Light manipulation

Updated: 6 days ago

Photographer Michael Mahne Lamb is the first New Zealander to be accepted into the University of Hartford’s International Limited Residency MFA program which, due to the global pandemic, he’s currently undertaking virtually over Zoom. Here he talks of light, perception, and locking himself in the darkroom.



How does your childhood influence your work now?

I was the type of kid that you could sit down with a pad of paper and a pencil and I would sketch for hours. Drawing was my first love. Photography came later, but I still believe those days sitting at the table drawing inform how I see, and what I make today.

Where do you find beauty?

In ideas, language and details.

What materials are integral in your work?

Light, glass, film and paper. Photography at its most essential is light through the lens of the camera onto light-sensitive material, and then likewise from the negative onto light-sensitive material to make the print. The way light can be manipulated and sculpted, and how it responds, is endless.

What themes do you pursue?

I’m interested in the way the physical world can be “organised” or translated onto the two-dimensional plane. Visual psychology and perception are areas that I’ve been researching in recent years, and I’m hardly even scratching the surface. There’s so much to dig in to. For example, in Complements (2018, Bad News Books) I was interested in the phenomenon of amodal perception, in which the viewer completes objects that are obstructed in one way or another; and in Courting Frustration (June – July 2019 at Precinct 35) I used an essay by Victor Burgin as the inspiration to form a series of images where I encouraged prolonged looking — we as humans become frustrated when we realise the command of the scene is not in our control. The way imagery initiates a unique response in each viewer is fascinating to me.



Do you collect anything?

Photobooks, issues of the New Yorker, other artists’ work and obsessive routines. What’s the most interesting thing you’ve read or seen this week?

Canadian artist Michael Snow’s 1975 artist book Cover to Cover. I was shown a flip through video online, which I’ve watched a lot in the last few days, and can see myself revisiting it more in the future. I’d love to see a physical copy.

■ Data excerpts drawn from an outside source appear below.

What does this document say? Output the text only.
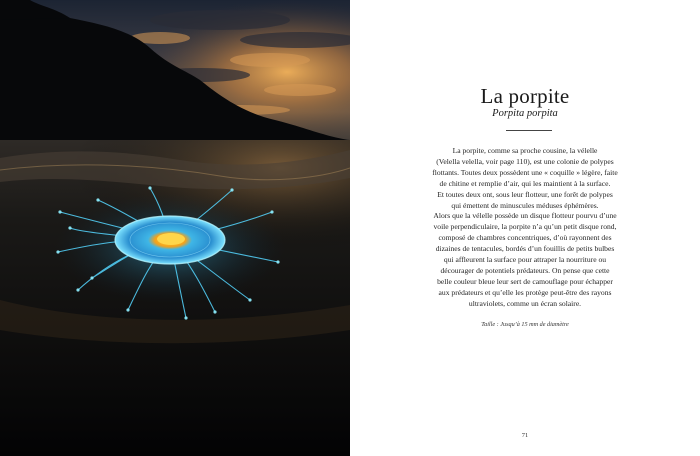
La porpite
Porpita porpita

La porpite, comme sa proche cousine, la vélelle
(Velella velella, voir page 110), est une colonie de polypes
flottants. Toutes deux possèdent une « coquille » légère, faite
de chitine et remplie d’air, qui les maintient à la surface.
Et toutes deux ont, sous leur flotteur, une forêt de polypes
qui émettent de minuscules méduses éphémères.
Alors que la vélelle possède un disque flotteur pourvu d’une
voile perpendiculaire, la porpite n’a qu’un petit disque rond,
composé de chambres concentriques, d’où rayonnent des
dizaines de tentacules, bordés d’un fouillis de petits bulbes
qui affleurent la surface pour attraper la nourriture ou
décourager de potentiels prédateurs. On pense que cette
belle couleur bleue leur sert de camouflage pour échapper
aux prédateurs et qu’elle les protège peut-être des rayons
ultraviolets, comme un écran solaire.

Taille : Jusqu’à 15 mm de diamètre
71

Where do you work and what do you like about it?

I work from my studio in Wellington City. The light is great no matter the time of year, and sharing it with other like-minded people makes for insightful (or absurd) conversations. I don’t enjoy the idea of the solitary artist locked away by themselves, but on the other hand, I do cherish the hours I spend locked away in the darkroom printing.

What books are beside your bed?

The Emergence of Memory: Conversations with W. G. Sebald and The Shape of Content by Ben Shahn.

Field Studies #9, 2019

Photography by Michael is on display alongside paintings by Hamish Coleman in Short Memory at Bartley and Company Art until 12 September.